$3.5M in revenue… but the margin tells the real story.

This Airbnb management business in South Florida is listed at $449K, generating about $3.5M in revenue and $270K in cash flow.
At first glance, this looks like a steal.
Low price, high revenue, and strong cash flow.
But there’s one number that changes everything.
Deal Snapshot
Let’s run it through a standard SBA-style scenario.
Financing Overview
After debt, you’re left with about $203K per year.
That’s extremely strong for a deal under $500K.
Why This Looks Amazing
On paper, this deal is very attractive.
- Low multiple: 1.66x vs ~2.6x industry average.
- Strong cash flow: ~$200K after debt.
- Low entry cost: ~$47K down payment.
- High revenue base: $3.5M in managed volume.
This is exactly what gets buyers excited.
The Problem
The margin is extremely thin.
- Low margin: 7.7% vs ~21.8% industry average.
- Massive gap: Less profit per dollar of revenue.
- High effort required: More work to generate the same income.
And in this business, margin equals complexity.
What That Actually Means
This isn’t a passive management business.
You’re managing 50 properties.
- Guest issues: Constant communication and problem solving.
- Cleaning coordination: High turnover logistics.
- Maintenance: Frequent small fixes across many units.
- Owner expectations: Multiple stakeholders to manage.
That’s a lot of moving parts for a relatively thin margin.
Why It’s Priced Low
The market already understands this.
- Low multiple: Reflects operational burden.
- Thin margins: Reduce buyer demand.
- High churn risk: Property owners can leave.
- Platform dependency: Airbnb policies matter.

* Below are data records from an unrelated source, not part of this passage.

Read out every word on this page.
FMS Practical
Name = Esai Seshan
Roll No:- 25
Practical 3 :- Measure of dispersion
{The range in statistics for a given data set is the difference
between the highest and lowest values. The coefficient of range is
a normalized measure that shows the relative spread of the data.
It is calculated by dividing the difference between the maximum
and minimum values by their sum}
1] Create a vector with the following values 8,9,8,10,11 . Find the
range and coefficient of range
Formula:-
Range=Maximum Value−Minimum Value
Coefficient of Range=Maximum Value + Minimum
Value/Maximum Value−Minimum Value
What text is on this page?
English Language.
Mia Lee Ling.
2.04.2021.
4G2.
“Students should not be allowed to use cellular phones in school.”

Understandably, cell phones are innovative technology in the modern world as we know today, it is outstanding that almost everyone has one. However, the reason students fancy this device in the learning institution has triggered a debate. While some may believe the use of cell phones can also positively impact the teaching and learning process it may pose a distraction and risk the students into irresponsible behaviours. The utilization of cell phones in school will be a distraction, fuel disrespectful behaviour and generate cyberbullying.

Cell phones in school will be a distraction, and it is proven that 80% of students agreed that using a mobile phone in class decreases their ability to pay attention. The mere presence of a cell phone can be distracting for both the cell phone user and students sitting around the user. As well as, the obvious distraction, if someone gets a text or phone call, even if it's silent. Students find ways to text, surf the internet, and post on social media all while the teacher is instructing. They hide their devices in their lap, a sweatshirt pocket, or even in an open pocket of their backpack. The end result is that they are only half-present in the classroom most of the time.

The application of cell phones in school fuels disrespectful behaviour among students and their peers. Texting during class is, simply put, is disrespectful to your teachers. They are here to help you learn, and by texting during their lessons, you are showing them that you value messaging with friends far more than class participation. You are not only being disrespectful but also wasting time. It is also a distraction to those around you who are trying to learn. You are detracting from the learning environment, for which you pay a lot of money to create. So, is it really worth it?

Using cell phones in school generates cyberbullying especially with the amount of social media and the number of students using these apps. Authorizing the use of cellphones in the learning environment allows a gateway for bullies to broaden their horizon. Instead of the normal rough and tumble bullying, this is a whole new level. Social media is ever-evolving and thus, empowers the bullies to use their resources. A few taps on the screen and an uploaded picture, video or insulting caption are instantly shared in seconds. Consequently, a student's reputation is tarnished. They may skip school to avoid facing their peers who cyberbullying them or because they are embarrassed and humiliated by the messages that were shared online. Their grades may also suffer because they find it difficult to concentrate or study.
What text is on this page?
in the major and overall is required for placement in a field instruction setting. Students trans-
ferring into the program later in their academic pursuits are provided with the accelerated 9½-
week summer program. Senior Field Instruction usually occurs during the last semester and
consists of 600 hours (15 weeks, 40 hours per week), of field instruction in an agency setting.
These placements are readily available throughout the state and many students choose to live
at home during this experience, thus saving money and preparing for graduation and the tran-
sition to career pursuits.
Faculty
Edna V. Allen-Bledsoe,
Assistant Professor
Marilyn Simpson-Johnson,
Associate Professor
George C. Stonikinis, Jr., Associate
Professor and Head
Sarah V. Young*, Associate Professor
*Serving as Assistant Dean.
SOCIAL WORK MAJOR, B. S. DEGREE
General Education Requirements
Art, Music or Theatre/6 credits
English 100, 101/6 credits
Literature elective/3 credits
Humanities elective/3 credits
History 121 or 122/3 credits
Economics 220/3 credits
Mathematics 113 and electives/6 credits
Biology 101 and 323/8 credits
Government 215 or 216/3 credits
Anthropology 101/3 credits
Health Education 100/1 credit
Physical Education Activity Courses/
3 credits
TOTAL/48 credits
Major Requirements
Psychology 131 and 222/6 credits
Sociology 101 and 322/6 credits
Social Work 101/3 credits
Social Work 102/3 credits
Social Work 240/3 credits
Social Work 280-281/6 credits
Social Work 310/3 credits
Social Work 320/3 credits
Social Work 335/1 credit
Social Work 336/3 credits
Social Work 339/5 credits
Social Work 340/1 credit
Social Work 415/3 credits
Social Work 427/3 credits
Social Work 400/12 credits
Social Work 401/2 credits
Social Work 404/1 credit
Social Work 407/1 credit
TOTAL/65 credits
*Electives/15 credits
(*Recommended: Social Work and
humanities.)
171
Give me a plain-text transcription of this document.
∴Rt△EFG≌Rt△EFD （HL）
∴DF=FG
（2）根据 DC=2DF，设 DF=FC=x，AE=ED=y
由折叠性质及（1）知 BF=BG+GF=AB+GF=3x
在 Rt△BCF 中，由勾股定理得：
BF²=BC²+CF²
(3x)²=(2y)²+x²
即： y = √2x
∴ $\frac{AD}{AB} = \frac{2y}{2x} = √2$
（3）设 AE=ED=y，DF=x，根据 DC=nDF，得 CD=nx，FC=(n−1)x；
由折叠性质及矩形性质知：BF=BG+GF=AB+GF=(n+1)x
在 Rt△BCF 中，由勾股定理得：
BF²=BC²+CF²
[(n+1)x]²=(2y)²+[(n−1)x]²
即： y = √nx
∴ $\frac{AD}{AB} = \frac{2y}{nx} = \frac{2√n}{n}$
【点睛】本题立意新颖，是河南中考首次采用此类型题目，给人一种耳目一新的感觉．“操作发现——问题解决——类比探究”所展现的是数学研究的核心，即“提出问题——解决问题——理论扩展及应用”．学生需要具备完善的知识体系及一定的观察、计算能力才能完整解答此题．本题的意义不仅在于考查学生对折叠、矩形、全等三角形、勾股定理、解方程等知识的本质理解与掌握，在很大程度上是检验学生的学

You’re not getting a deal — you’re inheriting complexity.
Risk Profile
There are structural risks here.
- Moderate default rate: ~4.5% vs ~3.6% overall.
- Customer churn: Property owners can switch managers.
- Platform risk: Airbnb rules and algorithms.
- Operational intensity: High coordination required daily.
This is not a simple business to run.
What This Really Is
This is a scale illusion.
- High revenue
- Low efficiency
- High workload
The revenue looks big — but the economics are thin.
BizHub Verdict
This deal scores a 6.8 / 10.
The price is attractive — but the thin margins and operational complexity are real.
Cheap deals often come with hidden effort.